CAN OF WORMS
Planet Earth has a monumental refugee problem. It’s estimated that, world-wide, there are over 40 million displaced persons, or refugees, seeking a safe place to call home. The so-called ‘Lucky Country’, Australia, has not been spared from this problem and is a preferred destination for many asylum-seekers from Sri Lanka, Iran, Afghanistan, Pakistan and other countries where persecution of minorities occurs.
Those lucky enough to have valid passports, appropriate papers and resources fly into the country, obtain temporary visas and then disappear from sight hoping to elude the authorities as they start a new life. Those with families, or without passports or necessary documents and with limited resources, somehow find their way to Malaysia or Indonesia which they use as launching pads to get to Australia. Refugees from Sri Lanka generally sail from there directly to Australia.

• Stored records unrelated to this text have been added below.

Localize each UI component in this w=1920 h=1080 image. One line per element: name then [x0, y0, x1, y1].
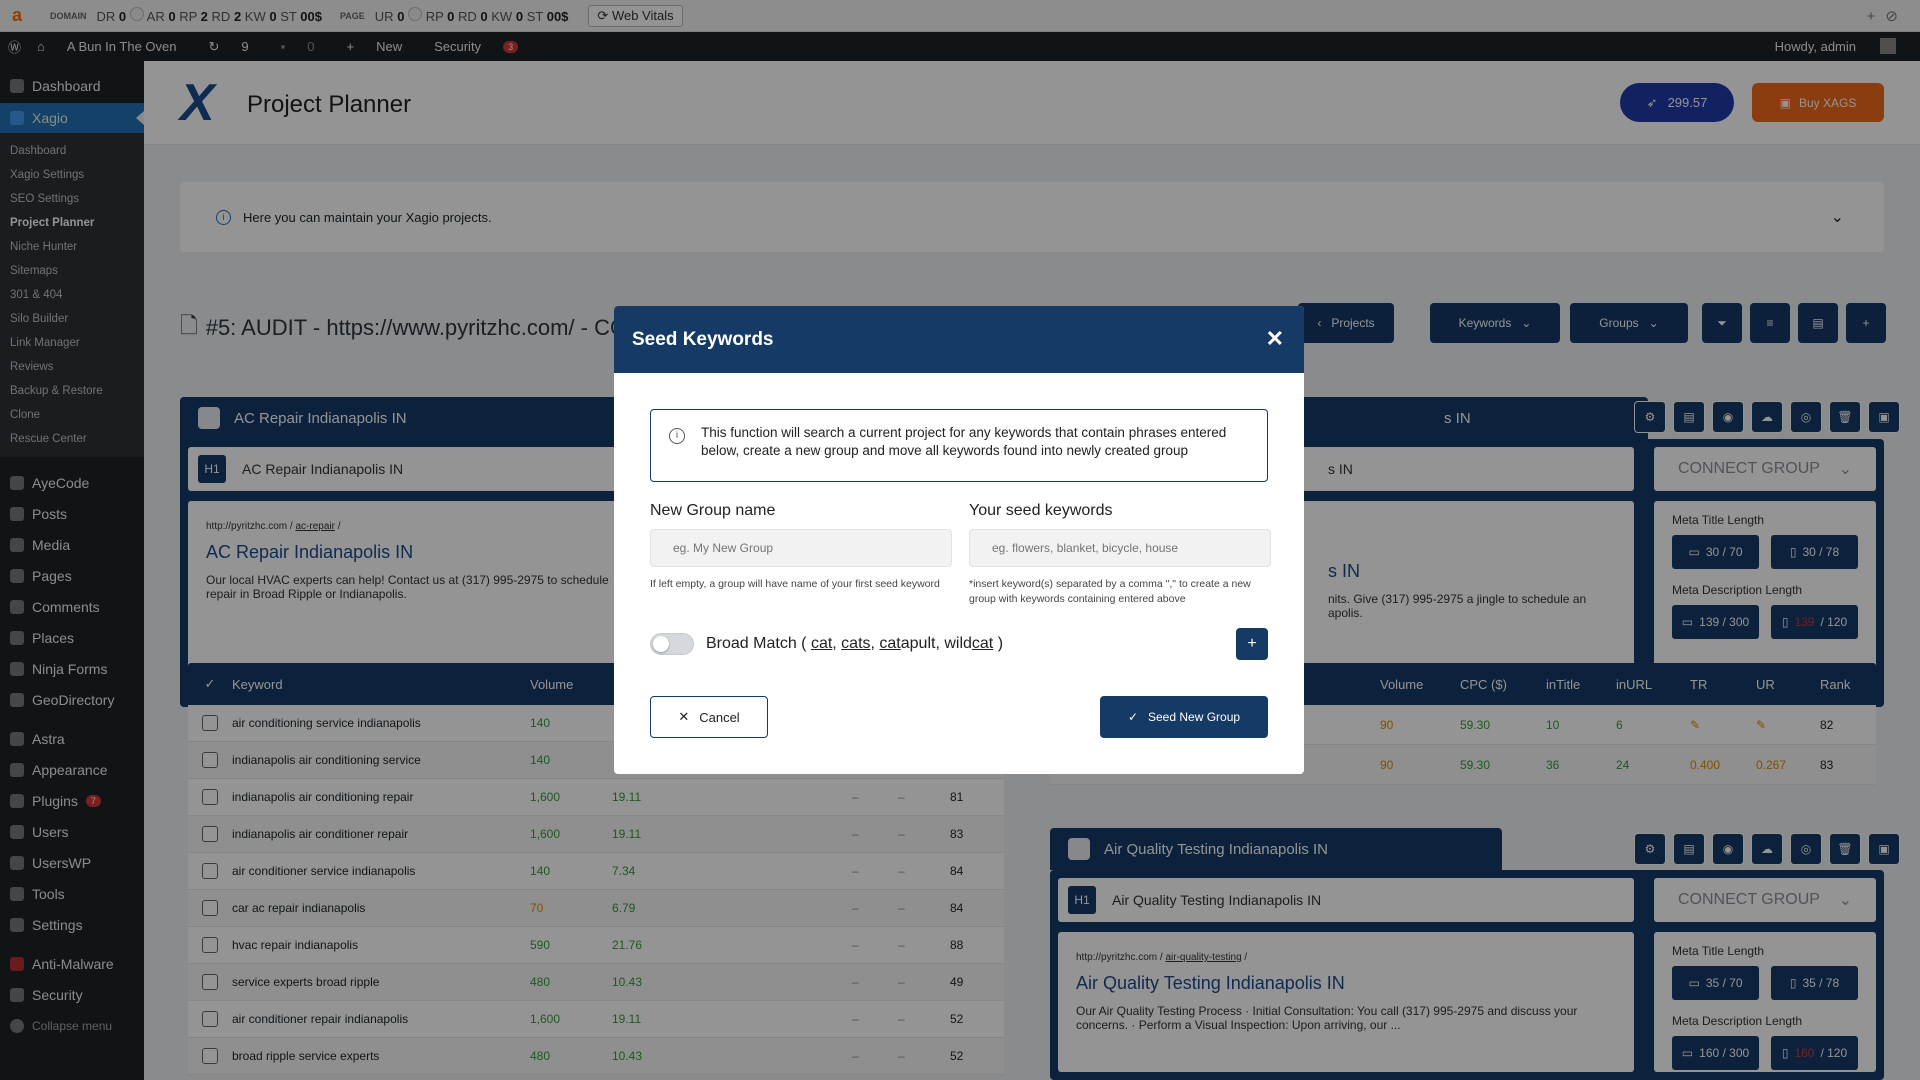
cancel-button[interactable]: ✕ Cancel	[650, 696, 768, 738]
add-seed-button[interactable]: +	[1236, 628, 1268, 660]
check-icon: ✓	[1127, 710, 1138, 724]
modal-info-box: i This function will search a current pr…	[650, 409, 1268, 482]
broad-match-toggle[interactable]	[650, 633, 694, 655]
close-icon[interactable]: ✕	[1266, 326, 1284, 352]
info-icon: i	[669, 428, 685, 444]
modal-title: Seed Keywords	[632, 328, 774, 350]
group-name-input[interactable]	[650, 529, 952, 567]
close-icon: ✕	[678, 709, 690, 724]
seed-new-group-button[interactable]: ✓ Seed New Group	[1100, 696, 1268, 738]
seed-keywords-input[interactable]	[969, 529, 1271, 567]
broad-match-label: Broad Match ( cat, cats, catapult, wildc…	[706, 635, 1004, 652]
seed-keywords-hint: *insert keyword(s) separated by a comma …	[969, 578, 1251, 605]
modal-header: Seed Keywords ✕	[614, 306, 1304, 373]
seed-keywords-label: Your seed keywords	[969, 502, 1113, 519]
plus-icon: +	[1247, 635, 1257, 652]
group-name-hint: If left empty, a group will have name of…	[650, 578, 940, 590]
group-name-label: New Group name	[650, 502, 776, 519]
seed-keywords-modal: Seed Keywords ✕ i This function will sea…	[614, 306, 1304, 774]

They pay outrageous amounts of money to people smugglers to obtain passage on unseaworthy and leaky boats and head south to Australia. Many make it, but hundreds don’t, as their over-crowded boats capsize or sink on the way. Over 100 men, women and children have drowned in the last few months.
Undeterred, thousands of asylum-seekers in Sri Lanka, Malaysia and Indonesia have been queuing up to take the high-risk voyage and Australia’s onshore and offshore detention centres are bursting with interned refugees. And although these isolated centres resemble up-market concentration camps and internment can last many years, still the refugees risk their lives and keep coming.

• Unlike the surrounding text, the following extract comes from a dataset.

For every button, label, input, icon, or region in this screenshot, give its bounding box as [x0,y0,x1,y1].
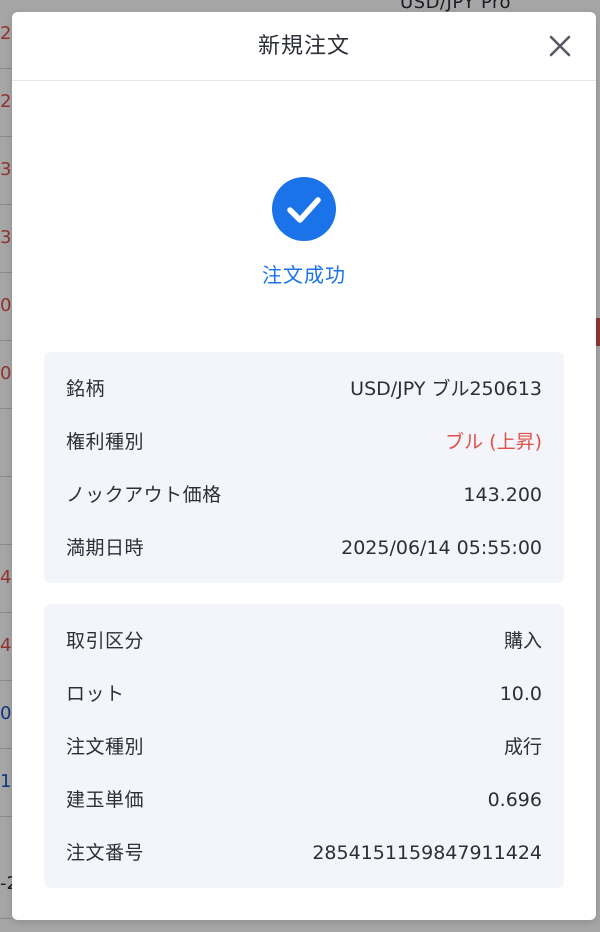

This is a dilemma and a can of worms for most Australians. The majority of refugees are desperate to find a safe and secure place to live, and many would face persecution and even death if they returned to their countries of origin. However, many Australians believe we would be swamped if we just open up our doors to everyone. Even a lucky country like ours hasn’t got unlimited resources. Our health, education, social services and infrastructure just wouldn’t be able to cope and the potential stresses – economic, cultural, political and religious – would be mind-boggling.

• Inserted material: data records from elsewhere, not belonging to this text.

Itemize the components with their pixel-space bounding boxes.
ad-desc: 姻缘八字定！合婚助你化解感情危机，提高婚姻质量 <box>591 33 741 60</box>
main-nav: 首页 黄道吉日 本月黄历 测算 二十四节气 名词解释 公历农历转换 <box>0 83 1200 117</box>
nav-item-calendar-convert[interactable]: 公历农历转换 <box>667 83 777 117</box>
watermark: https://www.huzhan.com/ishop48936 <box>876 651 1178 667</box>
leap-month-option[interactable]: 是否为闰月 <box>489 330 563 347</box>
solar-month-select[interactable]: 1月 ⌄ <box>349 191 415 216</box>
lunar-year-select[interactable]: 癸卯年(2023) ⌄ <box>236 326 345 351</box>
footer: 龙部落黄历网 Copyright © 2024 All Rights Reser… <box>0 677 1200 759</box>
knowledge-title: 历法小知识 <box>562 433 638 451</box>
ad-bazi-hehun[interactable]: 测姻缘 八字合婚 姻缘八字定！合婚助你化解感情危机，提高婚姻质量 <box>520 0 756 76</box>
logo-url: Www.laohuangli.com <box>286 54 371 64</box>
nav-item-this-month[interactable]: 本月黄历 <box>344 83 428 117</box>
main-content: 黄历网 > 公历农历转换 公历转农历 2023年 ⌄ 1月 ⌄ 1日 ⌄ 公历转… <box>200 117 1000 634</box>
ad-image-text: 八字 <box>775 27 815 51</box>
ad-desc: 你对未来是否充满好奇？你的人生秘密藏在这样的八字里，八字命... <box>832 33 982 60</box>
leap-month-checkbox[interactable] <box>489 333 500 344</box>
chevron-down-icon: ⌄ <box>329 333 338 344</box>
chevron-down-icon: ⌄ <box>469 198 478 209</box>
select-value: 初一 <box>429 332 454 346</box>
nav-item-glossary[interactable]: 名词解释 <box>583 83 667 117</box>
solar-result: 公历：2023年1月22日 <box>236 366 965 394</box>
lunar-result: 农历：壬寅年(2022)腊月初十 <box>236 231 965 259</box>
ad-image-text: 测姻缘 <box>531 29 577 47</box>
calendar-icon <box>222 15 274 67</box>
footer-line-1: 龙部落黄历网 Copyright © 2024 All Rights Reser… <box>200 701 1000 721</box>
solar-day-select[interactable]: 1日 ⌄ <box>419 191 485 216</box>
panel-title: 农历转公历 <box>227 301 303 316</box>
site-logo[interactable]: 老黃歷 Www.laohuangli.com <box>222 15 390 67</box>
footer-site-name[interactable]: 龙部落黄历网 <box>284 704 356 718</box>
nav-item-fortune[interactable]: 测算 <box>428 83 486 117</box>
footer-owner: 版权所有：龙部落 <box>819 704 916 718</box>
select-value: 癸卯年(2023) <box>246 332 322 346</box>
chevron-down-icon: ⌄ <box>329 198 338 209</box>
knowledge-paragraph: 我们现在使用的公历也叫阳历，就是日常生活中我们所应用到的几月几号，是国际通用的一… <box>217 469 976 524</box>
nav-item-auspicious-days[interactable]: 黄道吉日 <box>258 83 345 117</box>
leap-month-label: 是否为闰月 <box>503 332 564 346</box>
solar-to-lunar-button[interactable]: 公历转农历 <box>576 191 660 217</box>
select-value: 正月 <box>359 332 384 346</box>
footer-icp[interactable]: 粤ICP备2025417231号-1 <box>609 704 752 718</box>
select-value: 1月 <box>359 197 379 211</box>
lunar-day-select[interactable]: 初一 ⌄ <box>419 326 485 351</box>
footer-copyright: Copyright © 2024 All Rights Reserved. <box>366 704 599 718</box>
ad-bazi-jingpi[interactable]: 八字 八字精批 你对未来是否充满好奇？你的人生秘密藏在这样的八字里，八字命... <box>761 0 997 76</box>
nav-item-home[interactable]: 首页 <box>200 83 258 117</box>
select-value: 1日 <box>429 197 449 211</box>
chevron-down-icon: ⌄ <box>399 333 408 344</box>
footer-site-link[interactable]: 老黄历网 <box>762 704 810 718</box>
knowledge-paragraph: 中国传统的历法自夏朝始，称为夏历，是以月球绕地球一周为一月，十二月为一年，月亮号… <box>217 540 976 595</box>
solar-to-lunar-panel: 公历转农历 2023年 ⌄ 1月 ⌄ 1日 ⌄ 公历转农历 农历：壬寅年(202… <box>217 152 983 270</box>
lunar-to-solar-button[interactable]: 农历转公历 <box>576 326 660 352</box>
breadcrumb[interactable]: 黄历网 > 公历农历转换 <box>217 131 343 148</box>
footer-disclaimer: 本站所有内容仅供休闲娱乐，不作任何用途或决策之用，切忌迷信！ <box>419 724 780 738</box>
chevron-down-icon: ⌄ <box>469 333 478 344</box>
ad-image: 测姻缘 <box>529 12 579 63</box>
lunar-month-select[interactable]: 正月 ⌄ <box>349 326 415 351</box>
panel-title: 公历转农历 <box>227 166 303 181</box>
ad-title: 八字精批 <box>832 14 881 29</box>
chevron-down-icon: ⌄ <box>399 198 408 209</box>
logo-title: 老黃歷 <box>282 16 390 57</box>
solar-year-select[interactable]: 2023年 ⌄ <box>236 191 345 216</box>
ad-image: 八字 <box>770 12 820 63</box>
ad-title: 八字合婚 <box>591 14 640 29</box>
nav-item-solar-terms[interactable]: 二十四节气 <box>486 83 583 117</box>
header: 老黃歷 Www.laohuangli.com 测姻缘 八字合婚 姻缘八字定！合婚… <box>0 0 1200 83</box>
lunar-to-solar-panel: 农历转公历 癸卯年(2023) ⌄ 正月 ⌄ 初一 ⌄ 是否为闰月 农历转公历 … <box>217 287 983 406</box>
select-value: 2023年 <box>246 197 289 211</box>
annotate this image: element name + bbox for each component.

We are currently upping our intake of legitimate and screened refugees to about 27,000 a year, which on a per capita basis (Australia’s population is around 23 million) seems reasonable compared with other countries. Should this be more? Probably.
The two major political parties have struggled to come up with a feasible and morally sustainable solution to the problem. The Liberal/National Coalition (currently the Opposition) favours a simplistic ‘Stop the boats!’ policy, which apparently involves stopping the boats before they reach Australian territory and having the navy either turn them around or tow them back to where they came from. Oh yeah, that’ll work given our miniscule naval resources! What if an armada of refugee boats suddenly appears on the horizon?
It seems that Kevin Rudd, our new/old Prime Minister and leader of the Labor Party has just gazumped the Opposition. He’s done a deal with Papua-New Guinea’s Prime Minister to ship all newly-arrived boat people to PNG where they’ll be interned and eventually resettled. For this, Australia will throw heaps of dollars PNG’s way, allegedly to be spent on hospitals and education as well as fund the
concentration camps detention centre’s infrastructure, among
The idea is that once the word gets out that no boat people will ever be allowed to go to Australia, but at best, can look forward to PNG as their future permanent place of residence, the boats will stop and the people smugglers will go out of business. There is a certain amount of sense in this rationale, because PNG is an under-developed Third World country beset with problems, including massive unemployment, an ailing economy, corruption at all levels, poor education and health services etc. and a society wracked with violence, murders, robberies and rape. So, provided the Australian Government can get this message across to would-be boat people, you’d have to believe they’d think twice about jumping on the next boat.
Problem solved! Or is it?
What if the money thrown at PNG by Australia falls down a black hole? What if the refugees wither away in the isolated jungle camps because of inadequate care, or if they’re ill-treated or abused or worst? Who’s responsibility will it be? PNG’s or Australia’s?
What if the boats keep coming? What will the indigenous people of PNG make of the strangers in their midst, with their different appearances, languages, customs and religions. How will they feel about sharing their land and meagre resources with unwelcome guests?
Be that as it may, I’m sure many Australians share the Prime Minister’s optimism that the problem is now solved and we can resume our normal daily lives, watching soapies or sport on TV; complaining about the declining Australian dollar and its impact on our next Bali holiday; eating and drinking too much and waiting with bated breath for the P.M. to announce the date of the general election now he’s on a roll.